Sławomir Cenckiewicz niewpuszczony do restauracji w Warszawie. Pożalił się na Twitterze
Historyk i członek Kolegium IPN nie został wpuszczony do restauracji Der Elefant w Warszawie. Powodem decyzji był brak certyfikatu covidowego. Gdy Cenckiewicz opisał incydent w mediach społecznościowych, w sieci rozgorzała dyskusja.
13.12.2021 15:54
W niedzielę 12 grudnia dyrektor Wojskowego Biura Historycznego i członek Kolegium IPN napisał na swoim koncie na Twitterze, że nie został wpuszczony do restauracji Der Elefant w Warszawie. Mimo przyjętych obydwu dawek szczepionki, Sławomir Cenckiewicz nie miał przy sobie dokumentu, który by to poświadczał. Efekt? Został wyproszony z lokalu.
"W restauracji Der Elefant w Warszawie zażądano ode mnie certyfikatu szczepienia – byłem szczepiony, ale nie miałem ze sobą (zaświadczenia - red.) więc out. To tak teraz jest? Jaki przepis o tym mówi?" – zastanawiał się historyk.

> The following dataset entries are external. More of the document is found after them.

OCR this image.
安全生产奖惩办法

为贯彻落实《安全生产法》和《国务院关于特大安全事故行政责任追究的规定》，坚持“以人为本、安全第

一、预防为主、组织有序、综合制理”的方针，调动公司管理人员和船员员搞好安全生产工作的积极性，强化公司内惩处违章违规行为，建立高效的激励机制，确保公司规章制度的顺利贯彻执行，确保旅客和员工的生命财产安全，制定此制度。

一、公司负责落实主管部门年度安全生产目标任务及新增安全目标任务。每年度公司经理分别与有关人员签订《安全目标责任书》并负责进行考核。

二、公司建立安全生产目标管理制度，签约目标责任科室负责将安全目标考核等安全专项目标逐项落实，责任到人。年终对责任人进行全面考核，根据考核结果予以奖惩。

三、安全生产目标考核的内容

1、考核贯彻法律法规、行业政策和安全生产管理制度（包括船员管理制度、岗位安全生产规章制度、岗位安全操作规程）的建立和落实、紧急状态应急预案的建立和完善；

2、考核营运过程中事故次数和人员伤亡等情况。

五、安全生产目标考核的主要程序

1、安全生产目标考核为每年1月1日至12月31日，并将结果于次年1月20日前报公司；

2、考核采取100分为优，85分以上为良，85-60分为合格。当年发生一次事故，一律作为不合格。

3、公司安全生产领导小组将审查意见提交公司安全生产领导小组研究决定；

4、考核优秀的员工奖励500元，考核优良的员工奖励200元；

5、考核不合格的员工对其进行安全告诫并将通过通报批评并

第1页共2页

Warszawa. Sławomir Cenckiewicz niewpuszczony do Der Elefant
W internecie rozgorzała dyskusja. Część komentujących przypomniała Cenckiewiczowi, że ściągnięcie certyfikatu covidowego na telefon zajmuje zaledwie kilka minut. Inni zwracali uwagę, czy takie decyzje restauracji są w ogóle legalne.
Warszawska restauracja Der Elefant jako pierwsza w Polsce poinformowała, że od 1 października 2021 roku będzie obsługiwać wyłącznie osoby, które są zaszczepione przeciw COVID-19, mają status ozdrowieńca albo posiadają negatywny test na koronawirusa wykonany do 48h wcześniej.

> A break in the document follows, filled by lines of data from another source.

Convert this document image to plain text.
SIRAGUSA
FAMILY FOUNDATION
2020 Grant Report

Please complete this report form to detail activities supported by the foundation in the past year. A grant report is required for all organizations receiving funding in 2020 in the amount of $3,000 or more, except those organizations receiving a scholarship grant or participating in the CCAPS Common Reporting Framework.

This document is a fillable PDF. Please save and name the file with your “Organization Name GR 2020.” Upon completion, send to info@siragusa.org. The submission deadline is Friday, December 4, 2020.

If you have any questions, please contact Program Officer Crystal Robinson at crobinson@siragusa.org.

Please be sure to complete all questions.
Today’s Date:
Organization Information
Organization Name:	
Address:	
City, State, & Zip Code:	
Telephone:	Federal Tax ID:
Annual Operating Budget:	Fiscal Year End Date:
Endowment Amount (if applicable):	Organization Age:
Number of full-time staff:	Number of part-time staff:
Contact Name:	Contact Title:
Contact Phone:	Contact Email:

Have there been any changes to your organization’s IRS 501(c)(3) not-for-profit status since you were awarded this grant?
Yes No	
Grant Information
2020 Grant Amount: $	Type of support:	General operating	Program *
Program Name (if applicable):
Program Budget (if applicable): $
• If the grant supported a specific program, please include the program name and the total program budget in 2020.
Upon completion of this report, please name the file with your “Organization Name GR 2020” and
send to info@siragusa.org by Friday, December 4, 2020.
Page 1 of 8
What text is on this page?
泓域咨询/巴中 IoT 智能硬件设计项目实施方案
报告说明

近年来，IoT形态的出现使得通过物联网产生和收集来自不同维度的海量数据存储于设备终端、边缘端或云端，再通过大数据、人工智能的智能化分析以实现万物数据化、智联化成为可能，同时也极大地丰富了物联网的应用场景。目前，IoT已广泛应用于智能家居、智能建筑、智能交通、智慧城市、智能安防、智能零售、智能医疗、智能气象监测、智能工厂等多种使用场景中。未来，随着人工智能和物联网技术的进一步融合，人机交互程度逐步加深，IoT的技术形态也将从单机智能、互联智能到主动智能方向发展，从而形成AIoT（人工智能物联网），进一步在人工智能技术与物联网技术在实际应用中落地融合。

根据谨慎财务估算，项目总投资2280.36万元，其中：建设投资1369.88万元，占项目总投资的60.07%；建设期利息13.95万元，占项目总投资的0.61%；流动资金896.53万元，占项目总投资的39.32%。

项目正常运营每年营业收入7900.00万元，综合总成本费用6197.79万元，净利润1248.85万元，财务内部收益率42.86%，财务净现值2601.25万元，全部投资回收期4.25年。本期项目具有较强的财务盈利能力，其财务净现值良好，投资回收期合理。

Restaurator zapewnił, że podobnie wysokie wymogi stawia swoim pracownikom, a cały personel jest zaszczepiony.
– Pandemię i związane z nią zagrożenia traktujemy poważnie i czujemy się odpowiedzialni za naszych gości. Tylko działając wspólnie i zachowując się odpowiedzialnie jesteśmy w stanie bezpiecznie przetrwać – tłumaczył Artur Jarczyński, właściciel restauracji, w rozmowie z magazynem "Wprost".
RPO wskazuje: możliwość weryfikacji zaszczepienia wymaga regulacji ustawowe
Dyskusja nt. możliwości weryfikowania, czy dana osoba jest zaszczepiona, trwa już od jakiegoś czasu. Rzecznik Praw Obywatelskich Marcin Wiącek wskazał, że aby takie praktyki były legalne, wymagają one regulacji ustawowej. Zwrócił się do ministra zdrowia Adama Niedzielskiego o podjęcie działań w tej sprawie.

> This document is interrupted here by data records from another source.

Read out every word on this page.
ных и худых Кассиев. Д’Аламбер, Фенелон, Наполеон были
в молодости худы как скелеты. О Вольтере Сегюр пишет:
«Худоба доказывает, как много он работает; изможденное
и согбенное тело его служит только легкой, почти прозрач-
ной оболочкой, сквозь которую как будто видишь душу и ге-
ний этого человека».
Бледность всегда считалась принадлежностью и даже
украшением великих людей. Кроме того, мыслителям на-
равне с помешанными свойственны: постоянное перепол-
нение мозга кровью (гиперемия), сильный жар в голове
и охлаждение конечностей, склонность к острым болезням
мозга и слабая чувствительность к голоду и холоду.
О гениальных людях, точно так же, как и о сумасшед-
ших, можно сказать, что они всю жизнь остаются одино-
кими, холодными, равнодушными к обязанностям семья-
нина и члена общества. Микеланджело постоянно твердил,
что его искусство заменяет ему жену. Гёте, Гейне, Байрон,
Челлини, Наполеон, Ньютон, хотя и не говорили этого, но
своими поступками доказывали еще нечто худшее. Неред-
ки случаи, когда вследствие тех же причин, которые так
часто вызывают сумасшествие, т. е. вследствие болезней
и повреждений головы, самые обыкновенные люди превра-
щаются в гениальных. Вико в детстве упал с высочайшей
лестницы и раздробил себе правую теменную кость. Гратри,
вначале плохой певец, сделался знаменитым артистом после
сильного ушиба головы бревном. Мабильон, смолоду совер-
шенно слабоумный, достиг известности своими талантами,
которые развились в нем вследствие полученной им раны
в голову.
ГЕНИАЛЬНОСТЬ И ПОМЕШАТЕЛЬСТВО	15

- Nie ulega przy tym wątpliwości, że w warunkach polskich musi to być prawo rangi ustawy. Z art. 51 ust. 1 Konstytucji RP wynika bowiem, że nikt nie może być obowiązany inaczej niż na podstawie ustawy do ujawniania informacji dotyczących jego osoby. Ponadto, zgodnie z art. 51 ust. 5 Konstytucji RP, zasady i tryb gromadzenia oraz udostępniania informacji określa ustawa — podkreślił RPO.